According to the Sydney Morning Herald, Mr Roberts-Smith has denied any wrongdoing and has also "initiated defamation proceedings against Nine", which owns the publication, over several articles published in 2018 that reported on allegations that Mr Roberts-Smith had been implicated in war crimes.
The insider claims Ali Jan's death, which he said was caused by a separate, unnamed soldier and not Roberts-Smith, was the result of pressure within the military to "chalk up kills".
"I don't know why they did it. I just don't know why they did it. I just don't know why blokes took the law into their own hands. But I honestly think because they weren't being watched and it was for some of them maybe it was just chalking up kills," he said.
It was a sentiment echoed by West Australian Federal MP and former SAS Captain Andrew Hastie, who told the program there was a risk that a small number of his special forces' colleagues were beginning to chase kills.
West Australian Federal MP and former SAS Captain Andrew Hastie says there was a risk that a small number of his special forces’ colleagues were beginning to chase kills. #60Mins pic.twitter.com/Y62gpJHJcj— 60 Minutes Australia (@60Mins) September 22, 2019
According to 60 Minutes, Ali Jan "wasn't the only one allegedly executed by Australian soldiers".

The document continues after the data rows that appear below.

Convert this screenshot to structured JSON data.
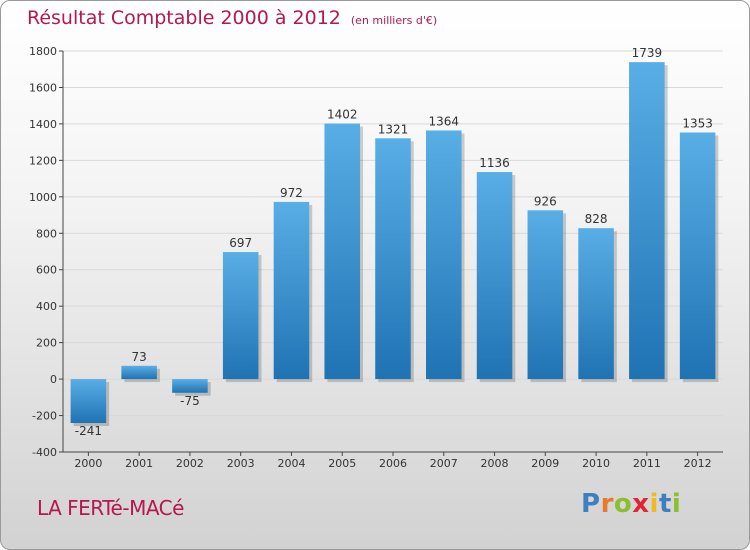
{
  "header": {
    "title": "Résultat Comptable 2000 à 2012",
    "unit": "(en milliers d'€)"
  },
  "footer": {
    "commune": "LA FERTé-MACé",
    "logo_text": "Proxiti",
    "logo_colors": [
      "#3d7fc1",
      "#e8792b",
      "#8bbf2f",
      "#e2262f",
      "#f1b81f",
      "#3d7fc1",
      "#8bbf2f"
    ]
  },
  "colors": {
    "title": "#b5174f",
    "bar_light": "#5aaee6",
    "bar_dark": "#1f73b3",
    "grid": "#d9d9d9",
    "axis": "#444444"
  },
  "chart_data": {
    "type": "bar",
    "categories": [
      "2000",
      "2001",
      "2002",
      "2003",
      "2004",
      "2005",
      "2006",
      "2007",
      "2008",
      "2009",
      "2010",
      "2011",
      "2012"
    ],
    "values": [
      -241,
      73,
      -75,
      697,
      972,
      1402,
      1321,
      1364,
      1136,
      926,
      828,
      1739,
      1353
    ],
    "value_labels": [
      "-241",
      "73",
      "-75",
      "697",
      "972",
      "1402",
      "1321",
      "1364",
      "1136",
      "926",
      "828",
      "1739",
      "1353"
    ],
    "ylim": [
      -400,
      1800
    ],
    "yticks": [
      -400,
      -200,
      0,
      200,
      400,
      600,
      800,
      1000,
      1200,
      1400,
      1600,
      1800
    ],
    "ytick_labels": [
      "-400",
      "-200",
      "0",
      "200",
      "400",
      "600",
      "800",
      "1000",
      "1200",
      "1400",
      "1600",
      "1800"
    ],
    "grid": true,
    "legend": "none",
    "xlabel": "",
    "ylabel": ""
  }
}
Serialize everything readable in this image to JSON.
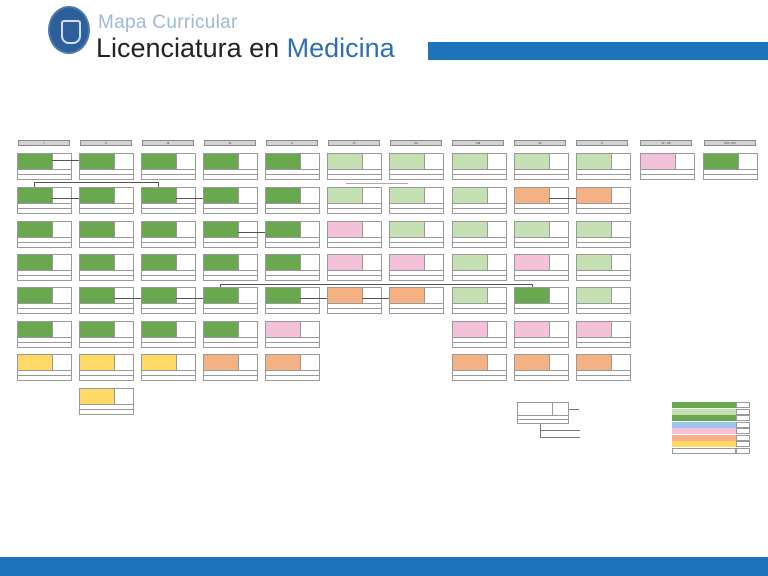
{
  "header": {
    "subtitle": "Mapa Curricular",
    "title_prefix": "Licenciatura en ",
    "title_highlight": "Medicina"
  },
  "semesters": [
    "I",
    "II",
    "III",
    "IV",
    "V",
    "VI",
    "VII",
    "VIII",
    "IX",
    "X",
    "XI / XII",
    "XIII / XIV"
  ],
  "colors": {
    "brand_blue": "#1e74bb",
    "core": "#6aa84f",
    "core_light": "#c5e0b3",
    "pink": "#f4c2d8",
    "orange": "#f4b183",
    "yellow": "#ffd966"
  }
}
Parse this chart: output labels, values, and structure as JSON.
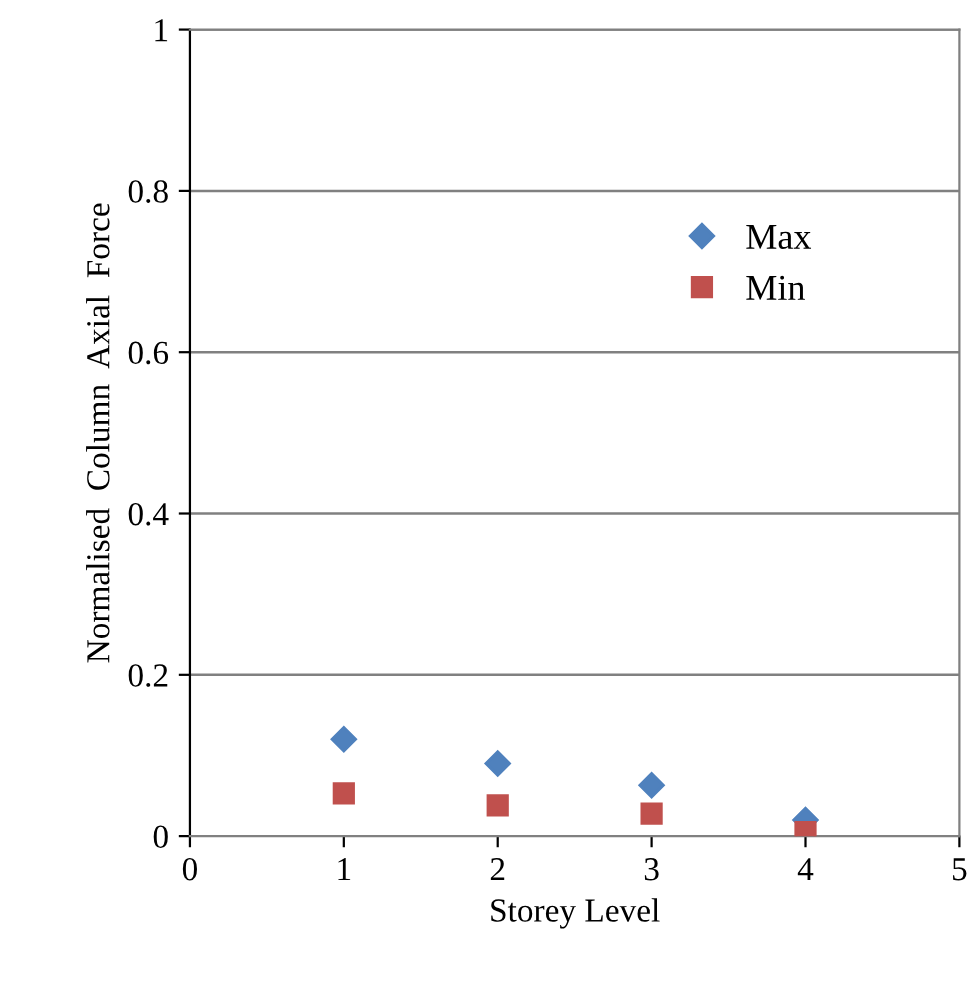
{
  "chart_data": {
    "type": "scatter",
    "xlabel": "Storey Level",
    "ylabel": "Normalised  Column  Axial  Force",
    "x": [
      1,
      2,
      3,
      4
    ],
    "series": [
      {
        "name": "Max",
        "color": "#4f81bd",
        "marker": "diamond",
        "values": [
          0.12,
          0.09,
          0.063,
          0.02
        ]
      },
      {
        "name": "Min",
        "color": "#c0504d",
        "marker": "square",
        "values": [
          0.053,
          0.038,
          0.028,
          0.005
        ]
      }
    ],
    "xlim": [
      0,
      5
    ],
    "xticks": [
      0,
      1,
      2,
      3,
      4,
      5
    ],
    "ylim": [
      0,
      1
    ],
    "yticks": [
      0,
      0.2,
      0.4,
      0.6,
      0.8,
      1
    ],
    "grid": "y",
    "legend": "top right"
  }
}
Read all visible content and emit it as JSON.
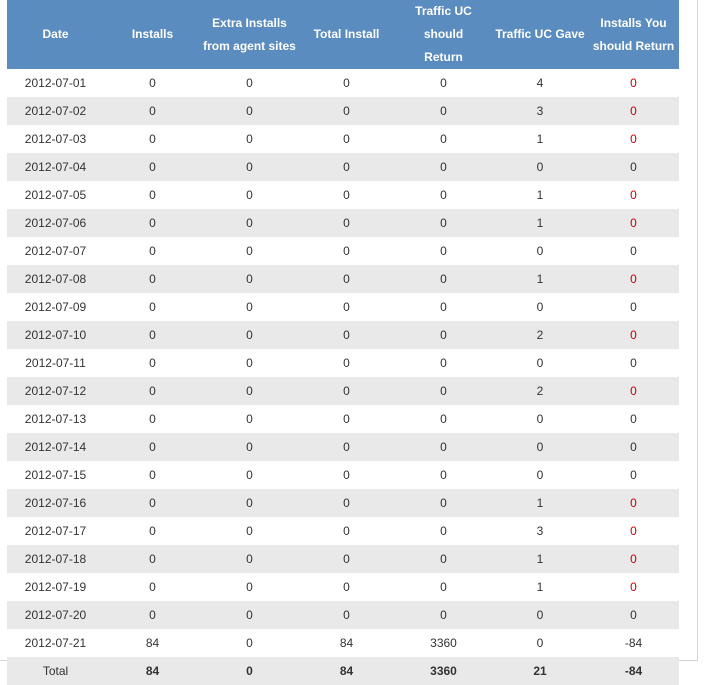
{
  "colors": {
    "header_bg": "#5b8cc0",
    "alt_row": "#e9e9e9",
    "negative_flag": "#cc0000"
  },
  "headers": [
    [
      "Date"
    ],
    [
      "Installs"
    ],
    [
      "Extra Installs",
      "from agent sites"
    ],
    [
      "Total Install"
    ],
    [
      "Traffic UC should",
      "Return"
    ],
    [
      "Traffic UC Gave"
    ],
    [
      "Installs You",
      "should Return"
    ]
  ],
  "rows": [
    [
      "2012-07-01",
      "0",
      "0",
      "0",
      "0",
      "4",
      "0"
    ],
    [
      "2012-07-02",
      "0",
      "0",
      "0",
      "0",
      "3",
      "0"
    ],
    [
      "2012-07-03",
      "0",
      "0",
      "0",
      "0",
      "1",
      "0"
    ],
    [
      "2012-07-04",
      "0",
      "0",
      "0",
      "0",
      "0",
      "0"
    ],
    [
      "2012-07-05",
      "0",
      "0",
      "0",
      "0",
      "1",
      "0"
    ],
    [
      "2012-07-06",
      "0",
      "0",
      "0",
      "0",
      "1",
      "0"
    ],
    [
      "2012-07-07",
      "0",
      "0",
      "0",
      "0",
      "0",
      "0"
    ],
    [
      "2012-07-08",
      "0",
      "0",
      "0",
      "0",
      "1",
      "0"
    ],
    [
      "2012-07-09",
      "0",
      "0",
      "0",
      "0",
      "0",
      "0"
    ],
    [
      "2012-07-10",
      "0",
      "0",
      "0",
      "0",
      "2",
      "0"
    ],
    [
      "2012-07-11",
      "0",
      "0",
      "0",
      "0",
      "0",
      "0"
    ],
    [
      "2012-07-12",
      "0",
      "0",
      "0",
      "0",
      "2",
      "0"
    ],
    [
      "2012-07-13",
      "0",
      "0",
      "0",
      "0",
      "0",
      "0"
    ],
    [
      "2012-07-14",
      "0",
      "0",
      "0",
      "0",
      "0",
      "0"
    ],
    [
      "2012-07-15",
      "0",
      "0",
      "0",
      "0",
      "0",
      "0"
    ],
    [
      "2012-07-16",
      "0",
      "0",
      "0",
      "0",
      "1",
      "0"
    ],
    [
      "2012-07-17",
      "0",
      "0",
      "0",
      "0",
      "3",
      "0"
    ],
    [
      "2012-07-18",
      "0",
      "0",
      "0",
      "0",
      "1",
      "0"
    ],
    [
      "2012-07-19",
      "0",
      "0",
      "0",
      "0",
      "1",
      "0"
    ],
    [
      "2012-07-20",
      "0",
      "0",
      "0",
      "0",
      "0",
      "0"
    ],
    [
      "2012-07-21",
      "84",
      "0",
      "84",
      "3360",
      "0",
      "-84"
    ]
  ],
  "red_rows": [
    0,
    1,
    2,
    4,
    5,
    7,
    9,
    11,
    15,
    16,
    17,
    18
  ],
  "total": [
    "Total",
    "84",
    "0",
    "84",
    "3360",
    "21",
    "-84"
  ]
}
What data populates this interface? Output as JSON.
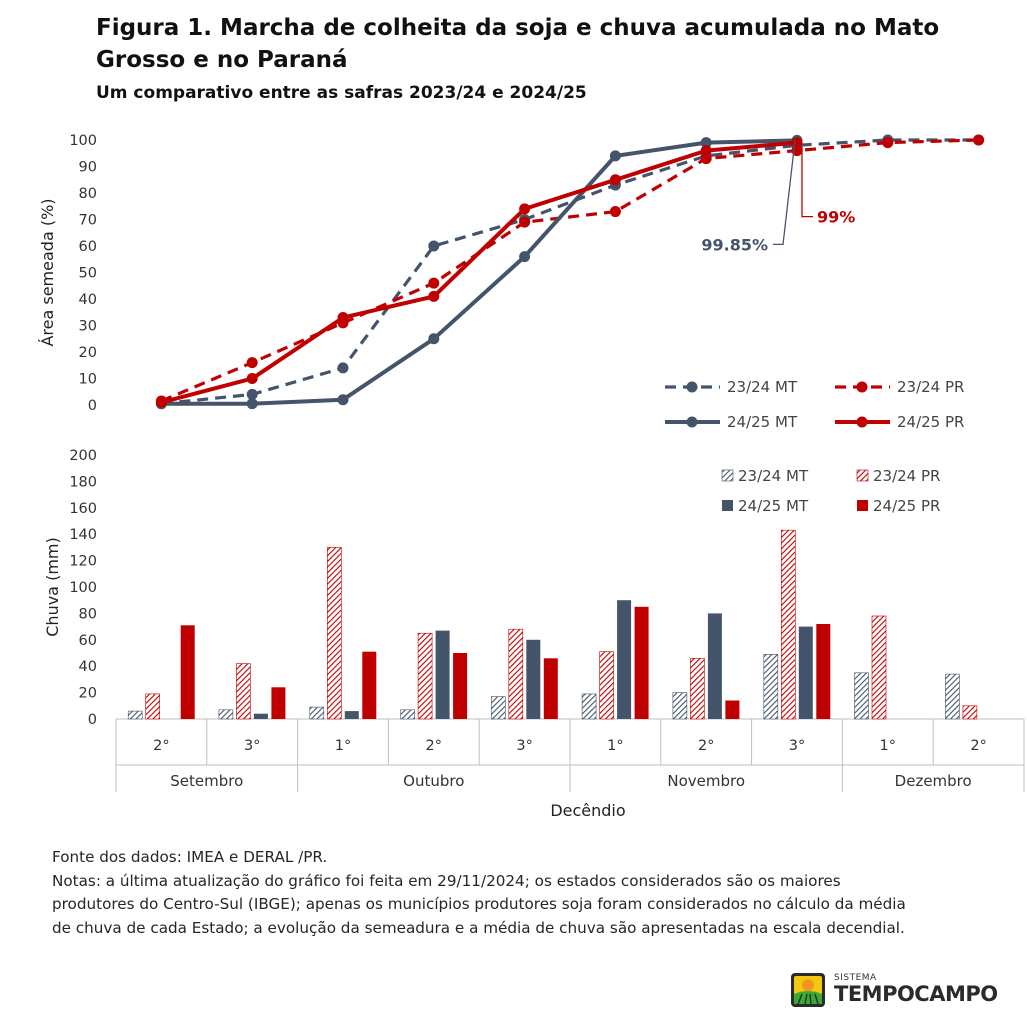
{
  "title": "Figura 1. Marcha de colheita da soja e chuva acumulada no Mato Grosso e no Paraná",
  "subtitle": "Um comparativo entre as safras 2023/24 e 2024/25",
  "notes": [
    "Fonte dos dados: IMEA e DERAL /PR.",
    "Notas: a última atualização do gráfico foi feita em 29/11/2024; os estados considerados são os maiores",
    "produtores do Centro-Sul (IBGE); apenas os municípios produtores soja foram considerados no cálculo da média",
    "de chuva de cada Estado; a evolução da semeadura e a média de chuva são apresentadas na escala decendial."
  ],
  "logo": {
    "small": "SISTEMA",
    "main": "TEMPOCAMPO"
  },
  "colors": {
    "mt": "#44546a",
    "pr": "#c00000"
  },
  "chart_data": [
    {
      "type": "line",
      "ylabel": "Área semeada (%)",
      "ylim": [
        0,
        100
      ],
      "yticks": [
        0,
        10,
        20,
        30,
        40,
        50,
        60,
        70,
        80,
        90,
        100
      ],
      "categories": [
        "Setembro 2°",
        "Setembro 3°",
        "Outubro 1°",
        "Outubro 2°",
        "Outubro 3°",
        "Novembro 1°",
        "Novembro 2°",
        "Novembro 3°",
        "Dezembro 1°",
        "Dezembro 2°"
      ],
      "series": [
        {
          "name": "23/24 MT",
          "style": "dashed",
          "color": "#44546a",
          "values": [
            0.5,
            4,
            14,
            60,
            70,
            83,
            94,
            98,
            100,
            100
          ]
        },
        {
          "name": "23/24 PR",
          "style": "dashed",
          "color": "#c00000",
          "values": [
            1.5,
            16,
            31,
            46,
            69,
            73,
            93,
            96,
            99,
            100
          ]
        },
        {
          "name": "24/25 MT",
          "style": "solid",
          "color": "#44546a",
          "values": [
            0.5,
            0.5,
            2,
            25,
            56,
            94,
            99,
            99.85,
            null,
            null
          ]
        },
        {
          "name": "24/25 PR",
          "style": "solid",
          "color": "#c00000",
          "values": [
            1,
            10,
            33,
            41,
            74,
            85,
            96,
            99,
            null,
            null
          ]
        }
      ],
      "annotations": [
        {
          "text": "99.85%",
          "series": "24/25 MT",
          "color": "#44546a"
        },
        {
          "text": "99%",
          "series": "24/25 PR",
          "color": "#c00000"
        }
      ],
      "legend": "bottom-right"
    },
    {
      "type": "bar",
      "ylabel": "Chuva (mm)",
      "xlabel": "Decêndio",
      "ylim": [
        0,
        200
      ],
      "yticks": [
        0,
        20,
        40,
        60,
        80,
        100,
        120,
        140,
        160,
        180,
        200
      ],
      "categories": [
        "2°",
        "3°",
        "1°",
        "2°",
        "3°",
        "1°",
        "2°",
        "3°",
        "1°",
        "2°"
      ],
      "month_groups": [
        {
          "label": "Setembro",
          "span": 2
        },
        {
          "label": "Outubro",
          "span": 3
        },
        {
          "label": "Novembro",
          "span": 3
        },
        {
          "label": "Dezembro",
          "span": 2
        }
      ],
      "series": [
        {
          "name": "23/24 MT",
          "fill": "hatched",
          "color": "#44546a",
          "values": [
            6,
            7,
            9,
            7,
            17,
            19,
            20,
            49,
            35,
            34
          ]
        },
        {
          "name": "23/24 PR",
          "fill": "hatched",
          "color": "#c00000",
          "values": [
            19,
            42,
            130,
            65,
            68,
            51,
            46,
            143,
            78,
            10
          ]
        },
        {
          "name": "24/25 MT",
          "fill": "solid",
          "color": "#44546a",
          "values": [
            0,
            4,
            6,
            67,
            60,
            90,
            80,
            70,
            null,
            null
          ]
        },
        {
          "name": "24/25 PR",
          "fill": "solid",
          "color": "#c00000",
          "values": [
            71,
            24,
            51,
            50,
            46,
            85,
            14,
            72,
            null,
            null
          ]
        }
      ],
      "legend": "top-right"
    }
  ]
}
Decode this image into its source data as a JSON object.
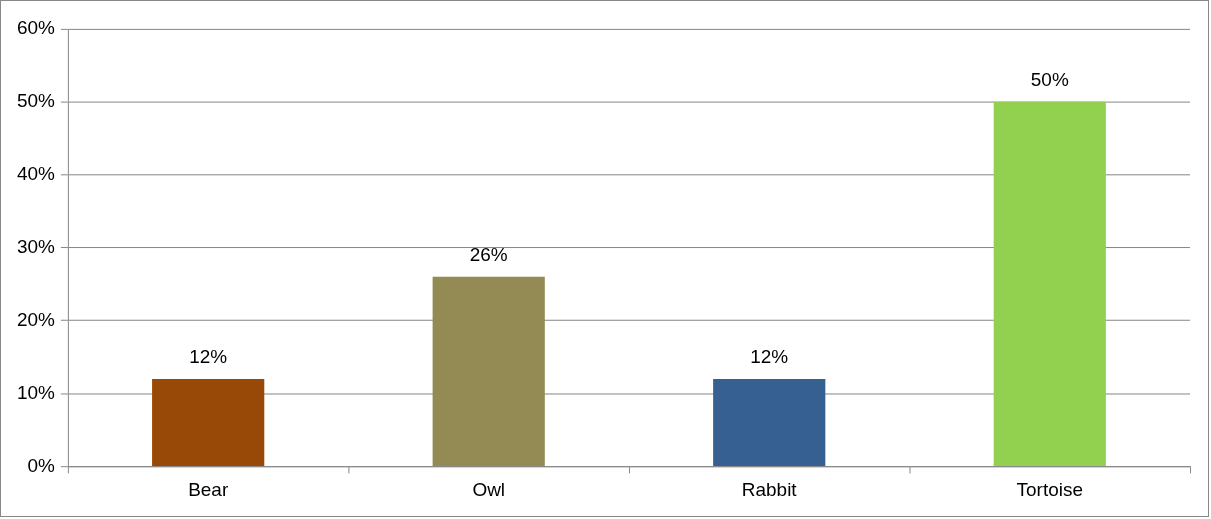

Other incidents are reportedly being investigated, including another execution which allegedly took place on October 3, 2012.
In that incident, which is not alleged to have any connection to Roberts-Smith, an Australian commando allegedly shot a prisoner of war in the back of the head at point blank range.
The man responsible for the death allegedly wrote a confession which has been seen by 60 Minutes - and it reveals he now lives with "enormous regret" - but that he was following orders from his superior.
Meanwhile, Ali Jan's widow Bibi Dhorko is calling for justice, insisting her husband was innocent
"He was innocent. He went to bring flour for his children," she told 60 Minutes.
"I am so sad it becomes hard for the day and night to pass. I keep thinking about why this happened to me, why is he gone for no reason? Why did such cruelty happen?
"He was not Taliban. There was no gun. He knew nothing about guns. He hated the Taliban.